Introduction
The purpose of this content is to analyze the methods and rationale for decomposing a relational database into different normal forms. This content is drawn from several DBMS texts however its main foundation is Codd’s seminal RDBMS framework. Recall that RDBMS theory is based on the mathematical theory of relations, predicate logic and set theory. As a result, a mathematical relation of degree n will be expressed as a relational table (R-table) with a number of n columns (Codd, 1990, p. 45.). A mathematical attribute is represented as an R-table column and the attribute’s domain is a RDBMS extended data type (Codd, 1990, p.45). A mathematical tuple is represented as an R-table row and the cardinality of a relation is the number of R-table rows (Codd, 1990, p. 45).

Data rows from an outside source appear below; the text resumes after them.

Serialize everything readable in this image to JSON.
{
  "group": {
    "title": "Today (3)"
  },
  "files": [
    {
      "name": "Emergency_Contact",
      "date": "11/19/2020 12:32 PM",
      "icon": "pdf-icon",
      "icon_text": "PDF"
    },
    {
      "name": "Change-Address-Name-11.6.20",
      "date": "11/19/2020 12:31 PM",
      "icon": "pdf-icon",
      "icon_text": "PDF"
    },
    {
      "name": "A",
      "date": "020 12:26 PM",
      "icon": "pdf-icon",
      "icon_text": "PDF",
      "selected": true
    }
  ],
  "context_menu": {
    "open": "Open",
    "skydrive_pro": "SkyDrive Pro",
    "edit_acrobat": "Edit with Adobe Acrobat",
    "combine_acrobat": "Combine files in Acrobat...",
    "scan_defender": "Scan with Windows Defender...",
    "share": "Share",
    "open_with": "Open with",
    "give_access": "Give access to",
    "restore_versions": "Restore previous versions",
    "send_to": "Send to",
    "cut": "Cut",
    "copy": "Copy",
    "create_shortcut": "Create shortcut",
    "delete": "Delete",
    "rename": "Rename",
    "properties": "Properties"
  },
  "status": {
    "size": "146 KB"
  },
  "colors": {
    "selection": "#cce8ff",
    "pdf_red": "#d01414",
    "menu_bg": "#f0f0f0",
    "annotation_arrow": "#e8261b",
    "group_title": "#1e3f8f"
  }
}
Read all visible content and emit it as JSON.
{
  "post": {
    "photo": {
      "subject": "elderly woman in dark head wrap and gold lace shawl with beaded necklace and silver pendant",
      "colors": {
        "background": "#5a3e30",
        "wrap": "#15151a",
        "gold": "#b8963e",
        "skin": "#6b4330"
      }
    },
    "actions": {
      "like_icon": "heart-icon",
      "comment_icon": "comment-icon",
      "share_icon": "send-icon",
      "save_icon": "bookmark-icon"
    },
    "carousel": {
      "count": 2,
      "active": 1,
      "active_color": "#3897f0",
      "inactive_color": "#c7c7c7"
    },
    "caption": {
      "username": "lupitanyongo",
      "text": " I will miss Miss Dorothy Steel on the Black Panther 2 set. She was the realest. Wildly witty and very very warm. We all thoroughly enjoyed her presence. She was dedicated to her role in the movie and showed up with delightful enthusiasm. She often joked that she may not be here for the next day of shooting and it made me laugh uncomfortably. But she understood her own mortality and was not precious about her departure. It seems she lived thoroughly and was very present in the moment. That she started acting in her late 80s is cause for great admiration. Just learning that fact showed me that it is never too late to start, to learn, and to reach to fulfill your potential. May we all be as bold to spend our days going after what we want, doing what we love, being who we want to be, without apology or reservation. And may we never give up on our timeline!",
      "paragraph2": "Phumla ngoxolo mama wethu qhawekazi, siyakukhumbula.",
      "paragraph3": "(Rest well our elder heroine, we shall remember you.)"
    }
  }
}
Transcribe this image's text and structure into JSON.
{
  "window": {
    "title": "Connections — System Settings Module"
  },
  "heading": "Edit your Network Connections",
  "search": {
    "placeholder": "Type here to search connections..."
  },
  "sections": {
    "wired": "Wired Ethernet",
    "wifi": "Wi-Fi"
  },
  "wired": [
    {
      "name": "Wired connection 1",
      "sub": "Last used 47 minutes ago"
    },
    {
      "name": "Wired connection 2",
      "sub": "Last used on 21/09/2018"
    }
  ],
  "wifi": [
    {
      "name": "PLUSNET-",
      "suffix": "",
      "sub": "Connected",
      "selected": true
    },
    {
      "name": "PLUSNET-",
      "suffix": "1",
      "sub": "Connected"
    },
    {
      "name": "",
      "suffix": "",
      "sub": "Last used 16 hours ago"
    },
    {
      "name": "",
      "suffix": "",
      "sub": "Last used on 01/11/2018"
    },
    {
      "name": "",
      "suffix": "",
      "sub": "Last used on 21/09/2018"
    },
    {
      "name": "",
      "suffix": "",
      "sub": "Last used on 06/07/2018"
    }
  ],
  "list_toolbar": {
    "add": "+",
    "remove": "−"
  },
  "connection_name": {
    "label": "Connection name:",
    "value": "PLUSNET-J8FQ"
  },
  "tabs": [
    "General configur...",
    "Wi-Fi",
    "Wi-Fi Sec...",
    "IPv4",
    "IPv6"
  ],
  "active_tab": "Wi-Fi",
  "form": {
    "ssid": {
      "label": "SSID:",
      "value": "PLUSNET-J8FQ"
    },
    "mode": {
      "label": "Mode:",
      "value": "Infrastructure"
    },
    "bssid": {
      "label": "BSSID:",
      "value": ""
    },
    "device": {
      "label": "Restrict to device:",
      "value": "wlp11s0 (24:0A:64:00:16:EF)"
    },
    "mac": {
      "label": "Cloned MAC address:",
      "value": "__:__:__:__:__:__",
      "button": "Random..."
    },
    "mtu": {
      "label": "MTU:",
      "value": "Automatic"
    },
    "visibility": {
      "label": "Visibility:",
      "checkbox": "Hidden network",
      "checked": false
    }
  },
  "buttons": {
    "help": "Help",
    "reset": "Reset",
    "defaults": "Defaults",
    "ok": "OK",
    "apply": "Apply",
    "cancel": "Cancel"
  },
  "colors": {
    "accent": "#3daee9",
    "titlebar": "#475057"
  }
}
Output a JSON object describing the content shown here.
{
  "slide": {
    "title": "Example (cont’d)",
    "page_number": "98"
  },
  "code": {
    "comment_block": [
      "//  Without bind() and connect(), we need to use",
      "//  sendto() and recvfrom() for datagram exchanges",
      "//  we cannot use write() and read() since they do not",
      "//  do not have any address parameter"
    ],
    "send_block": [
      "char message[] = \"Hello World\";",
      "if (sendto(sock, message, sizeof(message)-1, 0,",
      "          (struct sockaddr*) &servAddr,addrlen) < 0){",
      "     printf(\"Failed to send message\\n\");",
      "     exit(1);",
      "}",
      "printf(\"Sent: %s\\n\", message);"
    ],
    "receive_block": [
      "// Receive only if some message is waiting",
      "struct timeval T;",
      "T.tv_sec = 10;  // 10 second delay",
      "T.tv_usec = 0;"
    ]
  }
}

RDBMS Normalization Definition and Purpose
By definition, normalization is based on mathematical functional dependence and is the process of evaluating and correcting relations in accord with Codd’s relational model (Codd, 1990; Garcia-Molina, Ullman & Widom, 2009; Rob & Coronel, 2007). Functional dependence describes the scenario where a R-table’s attribute or set of attributes uniquely determine a dependent set of attributes values within a relation (Garcia-Molina, Ullman & Widom, 2009; Rob & Coronel, 2007). As previously introduced, RDBMS component retrieval and manipulation is based on the tuple’s values rather than using an extraneous facet such as the tuples ordering or memory or storage address location (Codd, 1990).
Functional dependencies serve as the foundation for determining a relation’s keys. A key is defined as an attribute or set of attributes that uniquely determine all other attributes in a relation’s tuple (Codd, 1990; Garcia-Molina, Ullman & Widom, 2009). Keys can be further differentiated as candidate keys, super keys and primary keys. Candidate keys are minimal keys in the sense that they do not contain extraneous attributes that do not participate in the functional dependency. In contrast to candidate keys, super keys contain a superset of a minimal candidate key. If a relation has more than one candidate key, one of the candidate keys is typically chosen to be the primary key. It should be noted the choice of the primary key requires knowledge of an organization’s business rules and information needs as this choice impacts data storage and retrieval (Garcia-Molina, Ullman & Widom, 2009).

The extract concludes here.